Un important anniversaire de l'émancipation économique du Québec moderne est passé inaperçu, tout récemment. Il devrait pourtant mériter autant d'éclat que les multiples journées consacrées à des causes méritoires ainsi que les célébrations de nos victoires collectives. Car, il s'agit de la récupération de l'hydroélectricité pour le développement du Québec et, surtout, celui de ses régions productrices. C'est, en effet, le 24 février 1926 que le gouvernement libéral de l'époque adoptait, avec l'appui unanime de l'Assemblée nationale, la loi Taschereau, du nom du premier ministre Louis-Alexandre Taschereau, qui rendait dorénavant illégale l'exportation d'électricité «hors du Canada».
Non à l'exportation
Cette nouvelle loi stipulait notamment que «toute vente, tout bail, toute concession quelconque des forces hydrauliques, appartenant à la province de Québec, doit contenir une clause prohibant l'exportation en dehors du Canada. L'installation sur les domaines de la Couronne de lignes de transmission doit contenir une pareille clause prohibitive.»
L'hydroélectricité appartenait alors à des compagnies privées qui réalisaient des bénéfices mirobolants en la vendant en vrac à de grandes entreprises américaines et ontariennes. Cette exploitation de notre potentiel hydraulique et forestier a fait, longtemps, du Québec, une république de bananes. De puissants intérêts étrangers, avec la complicité de rapaces locaux, exportaient ainsi les emplois rattachés à la mise en valeur de nos ressources naturelles.
Politique suicidaire
Une politique démographiquement catastrophique. Elle est grandement responsable de la diaspora québécoise au 19e siècle. La vente, sans valeur ajoutée, de nos ressources a poussé des millions de Québécois à s'expatrier aux États-Unis à la recherche d'un emploi décent. Il faut reconnaître à Maurice Duplessis, le fondateur de l'Union nationale, et premier ministre le plus sévèrement critiqué par nos pamphlétaires contemporains, le mérite d'avoir eu le courage de modifier un comportement aussi socialement suicidaire.

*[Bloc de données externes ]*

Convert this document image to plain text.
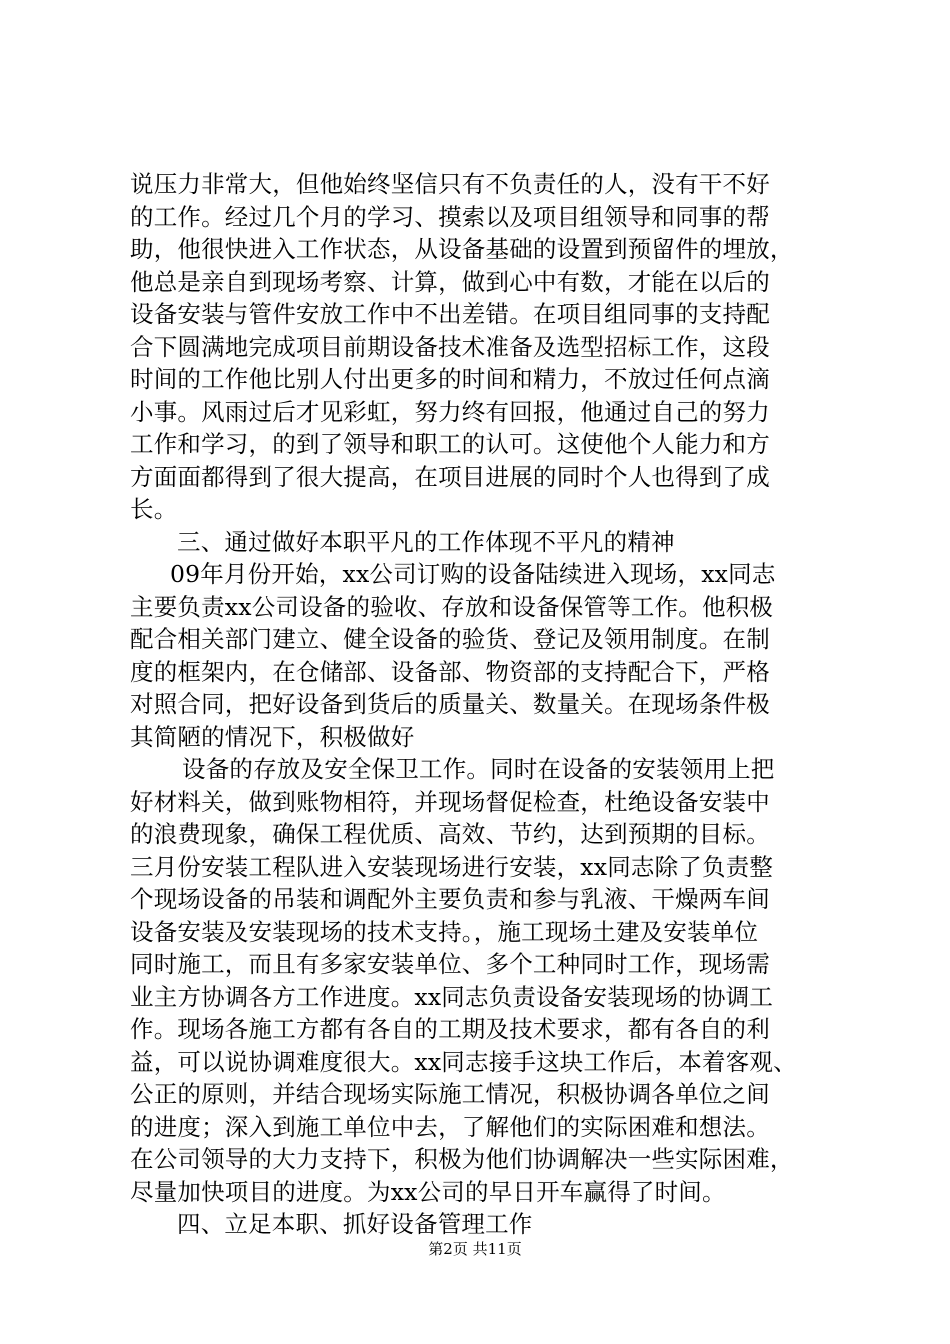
说压力非常大，但他始终坚信只有不负责任的人，没有干不好
的工作。经过几个月的学习、摸索以及项目组领导和同事的帮
助，他很快进入工作状态，从设备基础的设置到预留件的埋放，
他总是亲自到现场考察、计算，做到心中有数，才能在以后的
设备安装与管件安放工作中不出差错。在项目组同事的支持配
合下圆满地完成项目前期设备技术准备及选型招标工作，这段
时间的工作他比别人付出更多的时间和精力，不放过任何点滴
小事。风雨过后才见彩虹，努力终有回报，他通过自己的努力
工作和学习，的到了领导和职工的认可。这使他个人能力和方
方面面都得到了很大提高，在项目进展的同时个人也得到了成
长。
三、通过做好本职平凡的工作体现不平凡的精神
09年月份开始，xx公司订购的设备陆续进入现场，xx同志
主要负责xx公司设备的验收、存放和设备保管等工作。他积极
配合相关部门建立、健全设备的验货、登记及领用制度。在制
度的框架内，在仓储部、设备部、物资部的支持配合下，严格
对照合同，把好设备到货后的质量关、数量关。在现场条件极
其简陋的情况下，积极做好
设备的存放及安全保卫工作。同时在设备的安装领用上把
好材料关，做到账物相符，并现场督促检查，杜绝设备安装中
的浪费现象，确保工程优质、高效、节约，达到预期的目标。
三月份安装工程队进入安装现场进行安装，xx同志除了负责整
个现场设备的吊装和调配外主要负责和参与乳液、干燥两车间
设备安装及安装现场的技术支持。，施工现场土建及安装单位
同时施工，而且有多家安装单位、多个工种同时工作，现场需
业主方协调各方工作进度。xx同志负责设备安装现场的协调工
作。现场各施工方都有各自的工期及技术要求，都有各自的利
益，可以说协调难度很大。xx同志接手这块工作后，本着客观、
公正的原则，并结合现场实际施工情况，积极协调各单位之间
的进度；深入到施工单位中去，了解他们的实际困难和想法。
在公司领导的大力支持下，积极为他们协调解决一些实际困难，
尽量加快项目的进度。为xx公司的早日开车赢得了时间。
四、立足本职、抓好设备管理工作
第2页 共11页
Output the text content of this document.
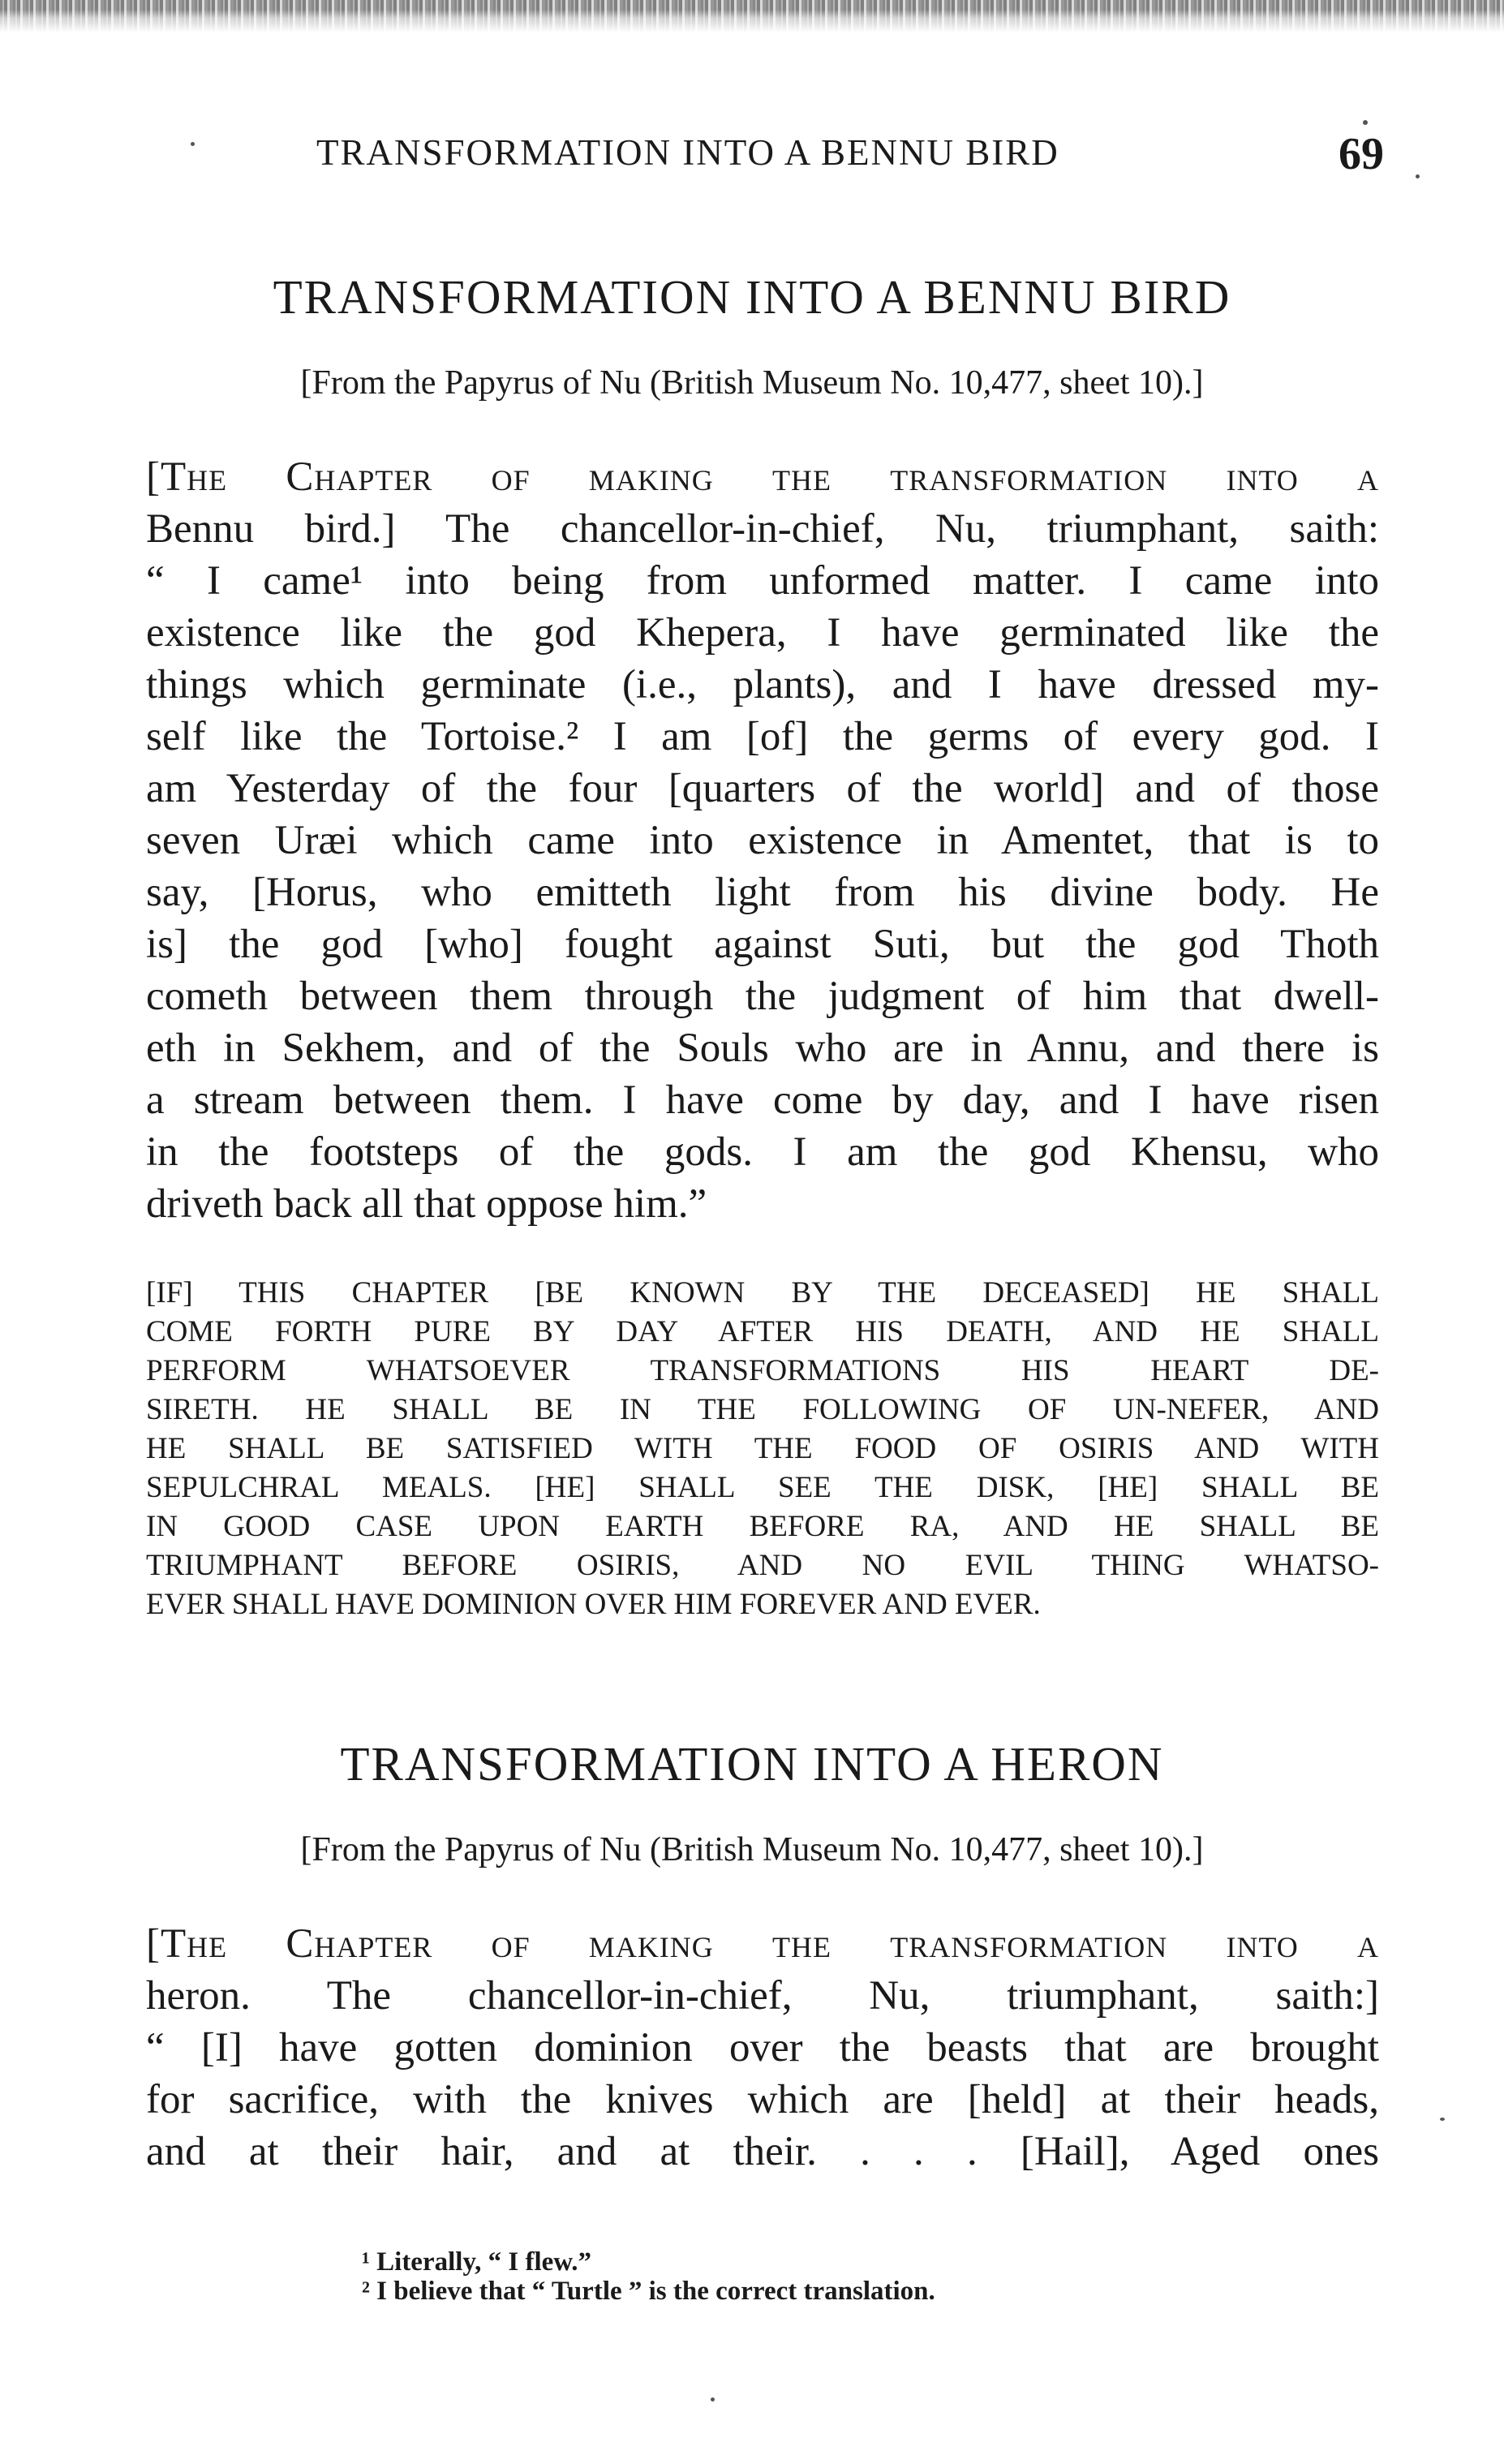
TRANSFORMATION INTO A BENNU BIRD	69
TRANSFORMATION INTO A BENNU BIRD
[From the Papyrus of Nu (British Museum No. 10,477, sheet 10).]
[The Chapter of making the transformation into a
Bennu bird.] The chancellor-in-chief, Nu, triumphant, saith:
“ I came¹ into being from unformed matter. I came into
existence like the god Khepera, I have germinated like the
things which germinate (i.e., plants), and I have dressed my-
self like the Tortoise.² I am [of] the germs of every god. I
am Yesterday of the four [quarters of the world] and of those
seven Uræi which came into existence in Amentet, that is to
say, [Horus, who emitteth light from his divine body. He
is] the god [who] fought against Suti, but the god Thoth
cometh between them through the judgment of him that dwell-
eth in Sekhem, and of the Souls who are in Annu, and there is
a stream between them. I have come by day, and I have risen
in the footsteps of the gods. I am the god Khensu, who
driveth back all that oppose him.”
[IF] THIS CHAPTER [BE KNOWN BY THE DECEASED] HE SHALL
COME FORTH PURE BY DAY AFTER HIS DEATH, AND HE SHALL
PERFORM WHATSOEVER TRANSFORMATIONS HIS HEART DE-
SIRETH. HE SHALL BE IN THE FOLLOWING OF UN-NEFER, AND
HE SHALL BE SATISFIED WITH THE FOOD OF OSIRIS AND WITH
SEPULCHRAL MEALS. [HE] SHALL SEE THE DISK, [HE] SHALL BE
IN GOOD CASE UPON EARTH BEFORE RA, AND HE SHALL BE
TRIUMPHANT BEFORE OSIRIS, AND NO EVIL THING WHATSO-
EVER SHALL HAVE DOMINION OVER HIM FOREVER AND EVER.
TRANSFORMATION INTO A HERON
[From the Papyrus of Nu (British Museum No. 10,477, sheet 10).]
[The Chapter of making the transformation into a
heron. The chancellor-in-chief, Nu, triumphant, saith:]
“ [I] have gotten dominion over the beasts that are brought
for sacrifice, with the knives which are [held] at their heads,
and at their hair, and at their. . . . [Hail], Aged ones
¹ Literally, “ I flew.”
² I believe that “ Turtle ” is the correct translation.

Paradoxalement au symbole de la «grande noirceur» accolé à son nom, c'est aussi Duplessis qui a fondé Hydro-Québec, le 14 avril 1944. René Lévesque, avec l'assentiment des libéraux de Jean Lesage, a mené et remporté le combat de la nationalisation de l'électricité. Celui qui fonda plus tard le Parti québécois voulait que cette richesse naturelle serve au développement des régions du Québec. Ce qui explique, d'ailleurs, pourquoi le réseau hydroélectrique de Rio Tinto Alcan a échappé à la nationalisation. L'exception, d'ailleurs, avait échappé à l'attention de la majorité des Québécois.
130 000 emplois
Malgré la robotisation et les effets pervers de la mondialisation, les industries de la forêt et de l'aluminium génèrent pas moins de 130 000 emplois essentiellement dans les régions du Québec. Un mouvement tenace émanant de la métropole voudrait revenir à l'époque d'avant Taschereau et Duplessis en incitant le gouvernement à privatiser Hydro-Québec.
L'Institut économique de Montréal, qui manifeste une méconnaissance dangereuse des régions-ressources, vient d'offrir sa tribune à Claude Garcia, ancien président de la Standard Life, un adepte de cette thèse. Les médias nationaux approuvent parce qu'ils y voient la solution aux graves problèmes économiques de la métropole. La société d'État pourrait ainsi tripler les redevances versées au trésor public.
Ce monsieur Garcia et tous les autres révisionnistes des acquis de la Révolution tranquille flairent le trésor de nos ressources naturelles sans se soucier du péril qui menace les populations établies hors Québec et Montréal. Il faut en prévenir nos leaders.